La rivista americana Time lo caratterizza come un "moderno Robin Hood", che ruba ai ricchi per donare ai poveri: a fare le spese delle speculazioni di George Soros sarebbero le grandi banche centrali mentre egli investirebbe i suoi guadagni nelle economie emergenti dell'est Europeo, dove promuove la sua utopia della "Società aperta", qualcosa che si spaccia come "cultura di sinistra".
La realtà è che ruba a tutti per conto di un'élite ristrettissima di ricchi, e che dietro lo zuccherino delle sue imprese "filantropiche" nell'Europa orientale c'è la medicina mortale della "terapia shock" somministrata alle economie Romano Prodidell'est da quelli della sua cordata, dal professorino di Harward Jeffrey Sachs allo svedese Anders Åslun, con i quali ha ampiamente collaborato Romano Prodi.
L'idea di fondo della "società aperta" è creare le precondizioni necessarie per l'acquisto a prezzi stracciati delle immense proprietà minerarie e d'altra natura che costituiscono l'ultima ricchezza tangibile di tutto i paesi ex comunisti. Per questo le sue 19 fondazioni diffuse nei paesi dell'Est fanno proficua opera di conversione degli ex marxisti in liberisti dell'ultima ora. Basta pagare.

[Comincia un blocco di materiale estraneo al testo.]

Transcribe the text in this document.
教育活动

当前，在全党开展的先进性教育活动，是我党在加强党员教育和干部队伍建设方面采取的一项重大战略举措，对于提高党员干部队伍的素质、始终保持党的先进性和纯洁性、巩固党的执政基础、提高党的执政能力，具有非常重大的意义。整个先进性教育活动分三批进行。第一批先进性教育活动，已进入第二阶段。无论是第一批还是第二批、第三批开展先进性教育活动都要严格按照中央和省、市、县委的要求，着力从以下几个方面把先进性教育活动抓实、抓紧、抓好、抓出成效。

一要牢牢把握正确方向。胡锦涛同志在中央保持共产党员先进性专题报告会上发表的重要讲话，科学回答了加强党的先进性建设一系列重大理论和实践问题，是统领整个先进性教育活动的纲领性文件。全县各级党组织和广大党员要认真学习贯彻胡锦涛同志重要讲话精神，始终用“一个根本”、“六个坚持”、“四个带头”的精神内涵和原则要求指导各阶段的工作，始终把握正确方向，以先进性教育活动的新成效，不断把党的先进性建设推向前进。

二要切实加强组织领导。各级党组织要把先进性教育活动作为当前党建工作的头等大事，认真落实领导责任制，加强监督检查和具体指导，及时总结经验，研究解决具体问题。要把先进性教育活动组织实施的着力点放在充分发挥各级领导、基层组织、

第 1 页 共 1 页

Soros salì alla ribalta mondiale nell'autunno 1992, quando orchestrò un'ondata speculativa contro la lira e la sterlina per frantumare il Sistema Monetario Europeo. Disse di essersi messo in tasca, solo speculando sulla sterlina, oltre un milione di dollari. Con la lira fatta a pezzi, i suoi amici in Italia si scatenarono per vendere le partecipazioni statali agli acquirenti stranieri che, anche nella molto improbabile prospettiva di un prezzo equo in lire, avrebbero sborsato il 20-30 per cento in meno del dovuto. Come abbiamo documentato più volte, non fu un'occasione fortuita, ma fu una trappola ordita a bordo del panfilo della corona inglese Britannia, al largo di Civitavecchia il 2 giugno del 1992, quando Mario Draghi e Beniamino Andreatta guidarono un incontro dei grand commì nostrani con i rappresentanti delle grandi banche inglesi tra cui la Warburg e la Barclays. Gli onori di casa al centinaio di ospiti convenuti per discutere la svendita dell'Italia furono fatti dalla regina Elisabetta II.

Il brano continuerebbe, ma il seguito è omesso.